Of the top 12 finishers at NCAAs in 2017, six return. And of those six, three run for New Mexico: reigning champ Ednah Kurgat, Weini Kelati (7th), and Charlotte Prouse (12th). That nucleus alone would make the Lobos a title contender, especially when you consider they also return Alondra Negron (85th as a freshman last year).
Alex Buck, who was 105th in 2017, will likely redshirt, according to Franklin. But thanks to some key additions, New Mexico could be even better in 2018 than it was in 2017 — a scary thought considering they scored just 90 points at NCAAs last year. Emily Martin (16:12 pb), who finished one spot behind Negron at NCAAs for Creighton, transferred in. So did Hannah Nuttall (9:11 3k) who comes in as a grad student from the UK.
Nuttall comes from a family with a lot of running success. Both her mom and dad were Olympians. Her dad John Nuttall won the individual 1989 NCAA XC title for Iowa State and amassed lifetime pbs of 3:58 mile, 7:36 3k, 13:16 5k, and 28:07 10k and was a 1996 Olympian (semis of 5k). Her mother, Alison Wyeth, may have been even more accomplished. Wyeth was a two-time Olympian and had PBs of 4:03 for 1500, 8:38 for 3000, and 15:00 for 5000. She was 5th at the 1993 Worlds in the 3000 (9th in 1992 Olympic 3000). If that’s not enough, the most accomplished person in the family is Nuttall’s stepmom, Liz McColgan, the 1988 Olympic silver medallist and 1991 world champ at 10,000.
But the biggest addition is Adva Cohen, a juco transfer from Iowa Central. In July, Cohen placed 5th in the steeple at the European Championships for Israel. Her time of 9:29.74 would put her #5 in NCAA history — only Courtney Frerichs, Jenny Simpson, Emma Coburn, and Colleen Quigley have run faster.
Similar to Oregon, this is a very transfer-heavy and international-heavy roster. Of UNM’s prospective top seven — Kurgat, Kelati, Prouse, Negron, Martin, Nuttall, and Cohen — five are transfers and five are international students (there is some overlap as four are international students and transfers).

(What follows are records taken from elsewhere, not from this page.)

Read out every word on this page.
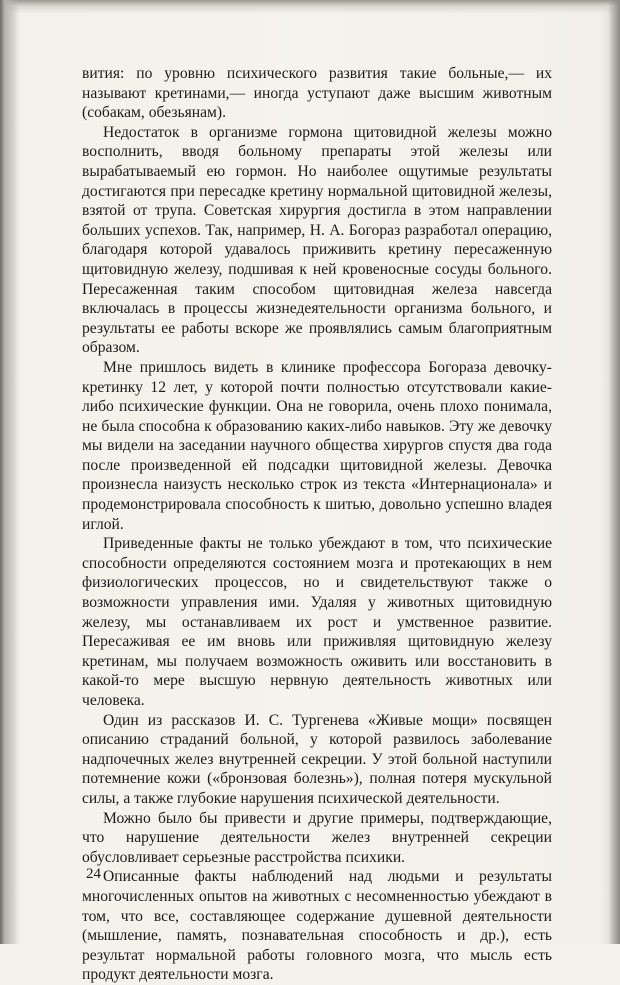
вития: по уровню психического развития такие больные,— их называют кретинами,— иногда уступают даже высшим животным (собакам, обезьянам).

Недостаток в организме гормона щитовидной железы можно восполнить, вводя больному препараты этой железы или вырабатываемый ею гормон. Но наиболее ощутимые результаты достигаются при пересадке кретину нормальной щитовидной железы, взятой от трупа. Советская хирургия достигла в этом направлении больших успехов. Так, например, Н. А. Богораз разработал операцию, благодаря которой удавалось приживить кретину пересаженную щитовидную железу, подшивая к ней кровеносные сосуды больного. Пересаженная таким способом щитовидная железа навсегда включалась в процессы жизнедеятельности организма больного, и результаты ее работы вскоре же проявлялись самым благоприятным образом.

Мне пришлось видеть в клинике профессора Богораза девочку-кретинку 12 лет, у которой почти полностью отсутствовали какие-либо психические функции. Она не говорила, очень плохо понимала, не была способна к образованию каких-либо навыков. Эту же девочку мы видели на заседании научного общества хирургов спустя два года после произведенной ей подсадки щитовидной железы. Девочка произнесла наизусть несколько строк из текста «Интернационала» и продемонстрировала способность к шитью, довольно успешно владея иглой.

Приведенные факты не только убеждают в том, что психические способности определяются состоянием мозга и протекающих в нем физиологических процессов, но и свидетельствуют также о возможности управления ими. Удаляя у животных щитовидную железу, мы останавливаем их рост и умственное развитие. Пересаживая ее им вновь или приживляя щитовидную железу кретинам, мы получаем возможность оживить или восстановить в какой-то мере высшую нервную деятельность животных или человека.

Один из рассказов И. С. Тургенева «Живые мощи» посвящен описанию страданий больной, у которой развилось заболевание надпочечных желез внутренней секреции. У этой больной наступили потемнение кожи («бронзовая болезнь»), полная потеря мускульной силы, а также глубокие нарушения психической деятельности.

Можно было бы привести и другие примеры, подтверждающие, что нарушение деятельности желез внутренней секреции обусловливает серьезные расстройства психики.

Описанные факты наблюдений над людьми и результаты многочисленных опытов на животных с несомненностью убеждают в том, что все, составляющее содержание душевной деятельности (мышление, память, познавательная способность и др.), есть результат нормальной работы головного мозга, что мысль есть продукт деятельности мозга.

24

Franklin knows it will be difficult for this year’s squad to match the accomplishments of the 2015 group that scored 49 points at NCAAs — “that team was special in so many ways” — but he knows the Lobos can be very, very good.
“On paper, it’s potentially better than last year’s team,” Franklin says. “We have a lot more options for 5-6-7 than what we did last year.”
That’s why the Lobos are our preseason pick as the 2018 NCAA champions. Don’t stress out over it.